Opinions of Scriabin
I. Pro
- "If you could only imagine how interesting Scriabin's late works are--his sonatas, The Divine Poem, Ecstasy..."
-S. Prokofiev (from a letter to A. Glagolev, July 22, 1909)
- "Yesterday I played your Seventh Sonata and my opinion was not changed. I am looking forward to seeing you, so I can show and tell you what appeals to me the most in it!"
-Igor Stravinsky (from a letter to A. Scriabin of September 1913)
- "Let me congratulate you on your last works, and particularly the Ninth Sonata, which I consider a work of inestimable value!"
-Feruccio Busoni (from a letter to A. Scriabin, 1913)
- "Scriabin was a Titan of Russian music."
-Fedor Chaliapin
- "Scriabin has left a permanent mark on the evolution of contemporary music."
-A. Glazunov
- "...Now we realize what a great impact Scriabin made by his quests and discoveries, what influence he had even on those composers whose development took an entirely different course. We are grateful to Scriabin for having expanded the boundaries of our art by his inexhaustible fantasy and his brilliant talent."
-D. Shostakovich
- "I will always cherish the sacred memory of the happiness of casting a single glance at the essence of the work of so great a composer as Scriabin was."
-Van Cliburn (1960)
II. Con
- "Scriabin's Divine Poem has more convolutions than the Sinfonia Domestica of Strauss and it is charged with more shrieking discords than anything that Vincent d'Indy ever conceived in his most abandoned moments.

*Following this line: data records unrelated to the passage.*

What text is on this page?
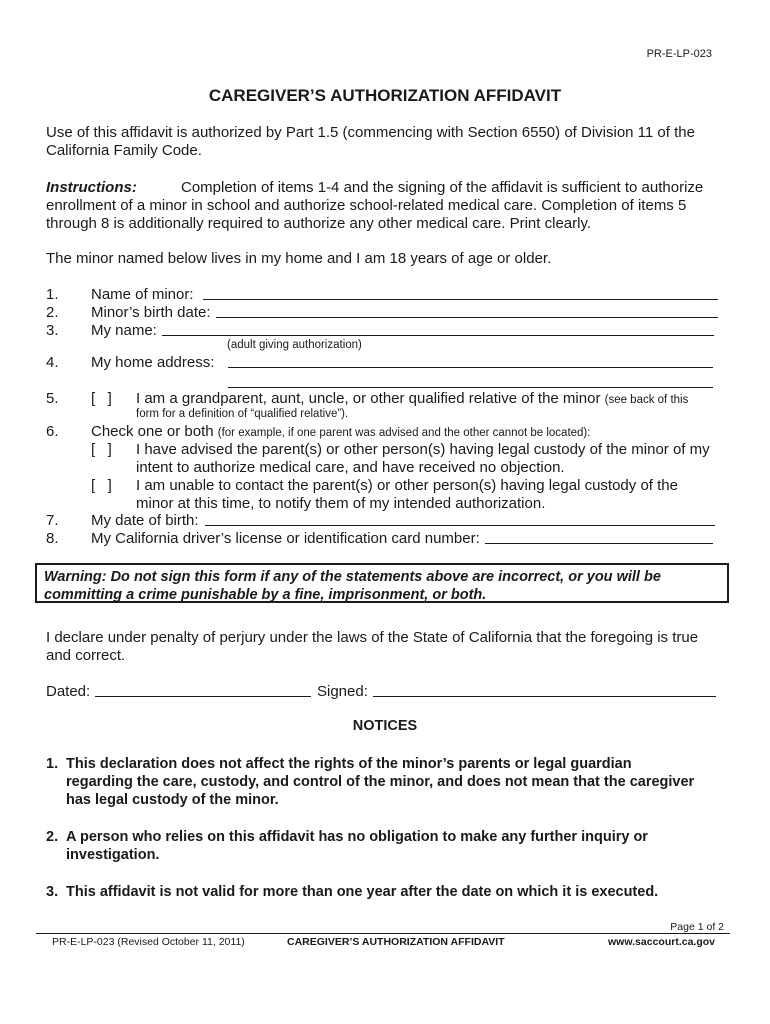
PR-E-LP-023
CAREGIVER’S AUTHORIZATION AFFIDAVIT
Use of this affidavit is authorized by Part 1.5 (commencing with Section 6550) of Division 11 of the
California Family Code.
Instructions:	Completion of items 1-4 and the signing of the affidavit is sufficient to authorize
enrollment of a minor in school and authorize school-related medical care. Completion of items 5
through 8 is additionally required to authorize any other medical care. Print clearly.
The minor named below lives in my home and I am 18 years of age or older.
1.	Name of minor:
2.	Minor’s birth date:
3.	My name:
(adult giving authorization)
4.	My home address:
5.	[   ] I am a grandparent, aunt, uncle, or other qualified relative of the minor (see back of this
form for a definition of “qualified relative”).
6.	Check one or both (for example, if one parent was advised and the other cannot be located):
[   ] I have advised the parent(s) or other person(s) having legal custody of the minor of my
intent to authorize medical care, and have received no objection.
[   ] I am unable to contact the parent(s) or other person(s) having legal custody of the
minor at this time, to notify them of my intended authorization.
7.	My date of birth:
8.	My California driver’s license or identification card number:
Warning: Do not sign this form if any of the statements above are incorrect, or you will be
committing a crime punishable by a fine, imprisonment, or both.
I declare under penalty of perjury under the laws of the State of California that the foregoing is true
and correct.
Dated:	Signed:
NOTICES
1. This declaration does not affect the rights of the minor’s parents or legal guardian
regarding the care, custody, and control of the minor, and does not mean that the caregiver
has legal custody of the minor.
2. A person who relies on this affidavit has no obligation to make any further inquiry or
investigation.
3. This affidavit is not valid for more than one year after the date on which it is executed.
Page 1 of 2
PR-E-LP-023 (Revised October 11, 2011)	CAREGIVER’S AUTHORIZATION AFFIDAVIT	www.saccourt.ca.gov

It was performed with deadly effect. When it was past, the audience called out Mr. Scriabin and took a good look at him."
-New York, 1907
- "As a kind of drug, no doubt Scriabin's music has a certain significance, but it is wholly superfluous. We already have cocaine, morphine, hashish, heroin, anhalonium, and innumerable similar productions, to say nothing of alcohol. Surely that is enough. On the other hand, we have only one music. Why must we degrade an art into spiritual narcotic? Why is it more artistic to use eight horns and five trumpets than to use eight brandies and five double whiskies?"
-London, 1924
- "We consider Scriabin as our bitter musical enemy. Why? Because his music tends toward unhealthy eroticism. Also to mysticism, passivity and a flight from the reality of life."